Ungkapan-ungkapan itu tidak muncul begitu saja. Pasti ada latar sejarah dan konteks sosial-ekonomi-politik di dalam masyarakat yang menyebabkan semua itu mengemuka.
Tetapi, kenapa harus ada cantik? Bisa tidak ya sekalian saja tak usah ada cantik dan tidak cantik itu? Jujur saja, saya lelah dengan kata “cantik” dan segala konstruksi sosial yang membentuknya. Apalagi, saya memang punya masalah soal ini sewaktu remaja hingga beberapa waktu yang lalu.
Beruntunglah saya menemukan buku yang ditulis oleh L. Ayu Saraswati, yang dapat menjawab rasa penasaran tersebut. Buku yang ia tulis itu—dan akan saya review/tinjau kali ini—berjudul Putih: Warna Kulit, Ras, dan Kecantikan di Indonesia Transnasional. Dalam buku setebal 254 halaman itu, Saraswati menjelaskan dengan sangat baik bagaimana warna kulit perempuan kemudian dijadikan parameter kecantikan. Ia juga menjelaskan asal usul kemunculan konstruksi bahwa cantik itu sama dengan berkulit putih, seperti apa perkembangannya dan bagaimana wujudnya di era saat ini. Selain itu, Saraswati juga menguraikan dengan runut dan sistematis bagaimana warna putih yang menjadi standar kecantikan di berbagai belahan dunia, tidak terkecuali Indonesia.

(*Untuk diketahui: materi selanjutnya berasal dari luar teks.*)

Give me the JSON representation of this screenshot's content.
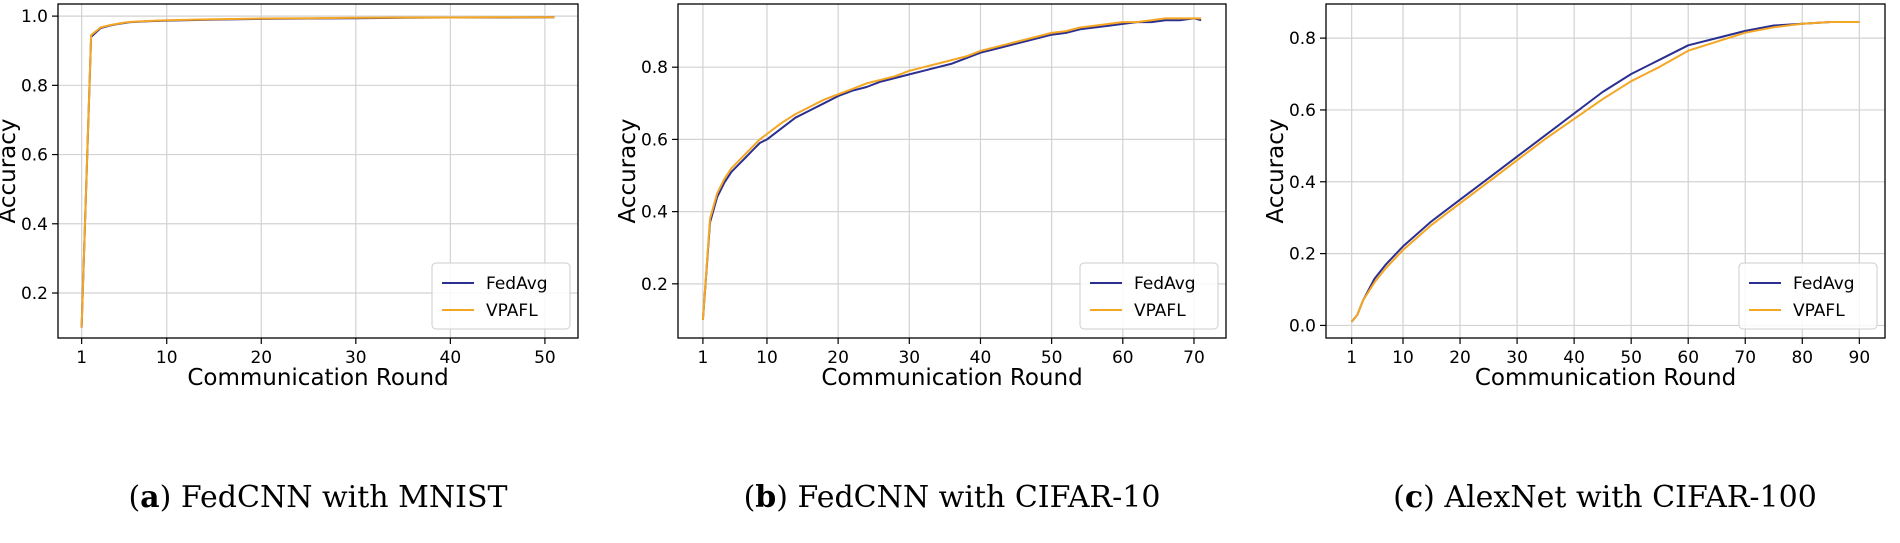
{
  "colors": {
    "FedAvg": "#2b2f8f",
    "VPAFL": "#f5a623",
    "grid": "#d2d2d2",
    "axis": "#000000"
  },
  "chart_data": [
    {
      "type": "line",
      "caption": {
        "letter": "a",
        "text": "FedCNN with MNIST"
      },
      "xlabel": "Communication Round",
      "ylabel": "Accuracy",
      "xlim": [
        -1.5,
        53.5
      ],
      "ylim": [
        0.07,
        1.035
      ],
      "xticks": [
        1,
        10,
        20,
        30,
        40,
        50
      ],
      "yticks": [
        0.2,
        0.4,
        0.6,
        0.8,
        1.0
      ],
      "ytick_labels": [
        "0.2",
        "0.4",
        "0.6",
        "0.8",
        "1.0"
      ],
      "grid": true,
      "legend": "lower right",
      "series": [
        {
          "name": "FedAvg",
          "x": [
            1,
            2,
            3,
            4,
            5,
            6,
            8,
            10,
            15,
            20,
            25,
            30,
            35,
            40,
            45,
            51
          ],
          "y": [
            0.1,
            0.94,
            0.965,
            0.973,
            0.978,
            0.982,
            0.985,
            0.987,
            0.99,
            0.992,
            0.993,
            0.994,
            0.995,
            0.996,
            0.996,
            0.997
          ]
        },
        {
          "name": "VPAFL",
          "x": [
            1,
            2,
            3,
            4,
            5,
            6,
            8,
            10,
            15,
            20,
            25,
            30,
            35,
            40,
            45,
            51
          ],
          "y": [
            0.1,
            0.945,
            0.967,
            0.974,
            0.979,
            0.983,
            0.986,
            0.988,
            0.991,
            0.993,
            0.994,
            0.995,
            0.996,
            0.996,
            0.997,
            0.997
          ]
        }
      ]
    },
    {
      "type": "line",
      "caption": {
        "letter": "b",
        "text": "FedCNN with CIFAR-10"
      },
      "xlabel": "Communication Round",
      "ylabel": "Accuracy",
      "xlim": [
        -2.5,
        74.5
      ],
      "ylim": [
        0.05,
        0.975
      ],
      "xticks": [
        1,
        10,
        20,
        30,
        40,
        50,
        60,
        70
      ],
      "yticks": [
        0.2,
        0.4,
        0.6,
        0.8
      ],
      "ytick_labels": [
        "0.2",
        "0.4",
        "0.6",
        "0.8"
      ],
      "grid": true,
      "legend": "lower right",
      "series": [
        {
          "name": "FedAvg",
          "x": [
            1,
            2,
            3,
            4,
            5,
            6,
            7,
            8,
            9,
            10,
            12,
            14,
            16,
            18,
            20,
            22,
            24,
            26,
            28,
            30,
            32,
            34,
            36,
            38,
            40,
            42,
            44,
            46,
            48,
            50,
            52,
            54,
            56,
            58,
            60,
            62,
            64,
            66,
            68,
            70,
            71
          ],
          "y": [
            0.1,
            0.37,
            0.44,
            0.48,
            0.51,
            0.53,
            0.55,
            0.57,
            0.59,
            0.6,
            0.63,
            0.66,
            0.68,
            0.7,
            0.72,
            0.735,
            0.745,
            0.76,
            0.77,
            0.78,
            0.79,
            0.8,
            0.81,
            0.825,
            0.84,
            0.85,
            0.86,
            0.87,
            0.88,
            0.89,
            0.895,
            0.905,
            0.91,
            0.915,
            0.92,
            0.925,
            0.925,
            0.93,
            0.93,
            0.935,
            0.93
          ]
        },
        {
          "name": "VPAFL",
          "x": [
            1,
            2,
            3,
            4,
            5,
            6,
            7,
            8,
            9,
            10,
            12,
            14,
            16,
            18,
            20,
            22,
            24,
            26,
            28,
            30,
            32,
            34,
            36,
            38,
            40,
            42,
            44,
            46,
            48,
            50,
            52,
            54,
            56,
            58,
            60,
            62,
            64,
            66,
            68,
            70,
            71
          ],
          "y": [
            0.1,
            0.38,
            0.45,
            0.49,
            0.52,
            0.54,
            0.56,
            0.58,
            0.6,
            0.615,
            0.645,
            0.67,
            0.69,
            0.71,
            0.725,
            0.74,
            0.755,
            0.765,
            0.775,
            0.79,
            0.8,
            0.81,
            0.82,
            0.83,
            0.845,
            0.855,
            0.865,
            0.875,
            0.885,
            0.895,
            0.9,
            0.91,
            0.915,
            0.92,
            0.925,
            0.925,
            0.93,
            0.935,
            0.935,
            0.935,
            0.935
          ]
        }
      ]
    },
    {
      "type": "line",
      "caption": {
        "letter": "c",
        "text": "AlexNet with CIFAR-100"
      },
      "xlabel": "Communication Round",
      "ylabel": "Accuracy",
      "xlim": [
        -3.5,
        94.5
      ],
      "ylim": [
        -0.035,
        0.895
      ],
      "xticks": [
        1,
        10,
        20,
        30,
        40,
        50,
        60,
        70,
        80,
        90
      ],
      "yticks": [
        0.0,
        0.2,
        0.4,
        0.6,
        0.8
      ],
      "ytick_labels": [
        "0.0",
        "0.2",
        "0.4",
        "0.6",
        "0.8"
      ],
      "grid": true,
      "legend": "lower right",
      "series": [
        {
          "name": "FedAvg",
          "x": [
            1,
            2,
            3,
            5,
            7,
            10,
            15,
            20,
            25,
            30,
            35,
            40,
            45,
            50,
            55,
            60,
            65,
            70,
            75,
            80,
            85,
            90
          ],
          "y": [
            0.01,
            0.03,
            0.07,
            0.13,
            0.17,
            0.22,
            0.29,
            0.35,
            0.41,
            0.47,
            0.53,
            0.59,
            0.65,
            0.7,
            0.74,
            0.78,
            0.8,
            0.82,
            0.835,
            0.84,
            0.845,
            0.845
          ]
        },
        {
          "name": "VPAFL",
          "x": [
            1,
            2,
            3,
            5,
            7,
            10,
            15,
            20,
            25,
            30,
            35,
            40,
            45,
            50,
            55,
            60,
            65,
            70,
            75,
            80,
            85,
            90
          ],
          "y": [
            0.01,
            0.03,
            0.07,
            0.12,
            0.16,
            0.21,
            0.28,
            0.34,
            0.4,
            0.46,
            0.52,
            0.575,
            0.63,
            0.68,
            0.72,
            0.765,
            0.79,
            0.815,
            0.83,
            0.84,
            0.845,
            0.845
          ]
        }
      ]
    }
  ]
}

Cantik, Antagonisme Terang dan Gelap, dan Nuansa Rasisme
Kenapa kita bisa punya kesan dan rasa tertentu ketika melihat orang yang dikonstruksikan sebagai cantik atau tidak cantik? Pertanyaan ini, bagi saya, adalah misteri, sebelum Saraswati menjelaskan analisisnya mengenai hal itu dalam buku yang terdiri atas 5 bab tersebut.

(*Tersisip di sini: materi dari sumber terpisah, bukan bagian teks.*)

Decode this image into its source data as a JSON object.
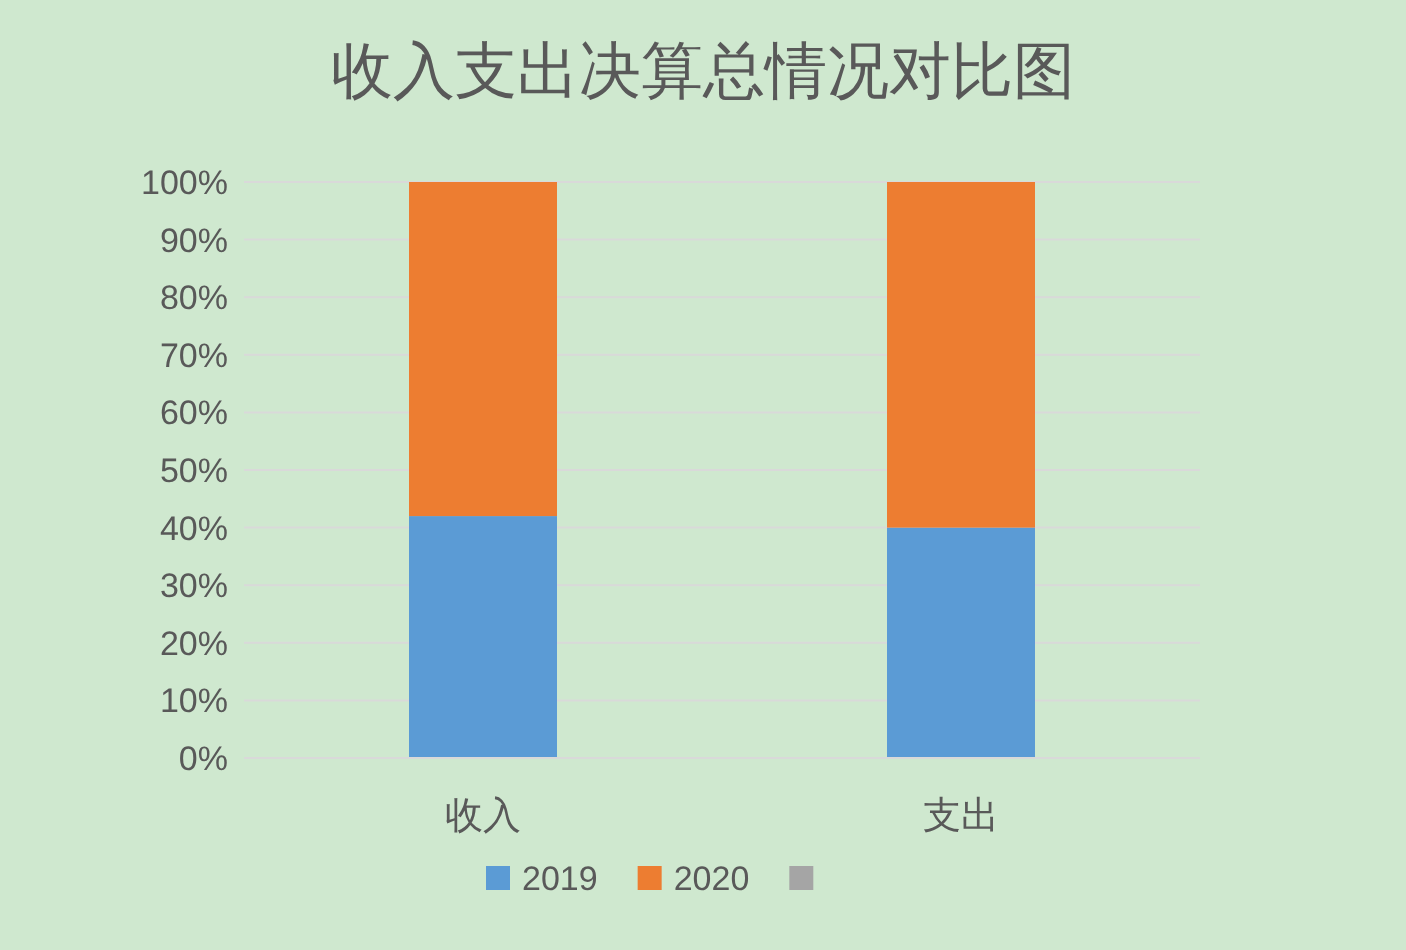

Dengan menggunakan pisau teori afek—yang juga dimajukan oleh beberapa sarjana feminis seperti Judith Butler, Teresa Brennan, dan Alison Jaggar—ia menganalisis bagaimana warna kulit tertentu bisa menciptakan kesan cantik pada diri perempuan. Saraswati mereka ulang bagaimana rasa, termasuk bagaimana kita memiliki kesan tertentu terhadap perempuan yang dikonstruksikan sebagai cantik atau tidak, dibentuk dalam masyarakat.
Saraswati melontarkan tesisnya bahwa emosi—termasuk apa yang dirasakan—seorang manusia merupakan bentukan/hasil konstruksi sosial. Dalam konteks masyarakat Indonesia, ia menelusuri sejarah mengenai bagaimana rasa—khususnya mengenai bagaimana kesan cantik bisa tercipta—dikonstruksikan semenjak era pra kolonial. Lebih spesifik, ia menemukan bahwa konstruksi cantik, yang berarti memiliki kulit putih, bukan baru dibentuk pada masa kolonialisme Belanda, melainkan sejak era pra kolonial.
Dalam bab 1 yang bertajuk “Rasa, Ras, dan Ramayana: Mengindra dan Menyensor Sejarah Warna di Jawa Prakolonial”, Saraswati menguraikan sejarah konstruksi warna kulit terang sebagai parameter kecantikan sejak masa pra kolonial dengan membedah kitab Kakawin Ramayana. Kitab itu menguraikan bagaimana Sita, seorang tokoh yang ditasbihkan cantik, digambarkan berkulit terang bak rembulan. Sementara tokoh antagonis seperti Prabu Rahwana, digambarkan sebagai sosok yang berkulit gelap (hal. 41).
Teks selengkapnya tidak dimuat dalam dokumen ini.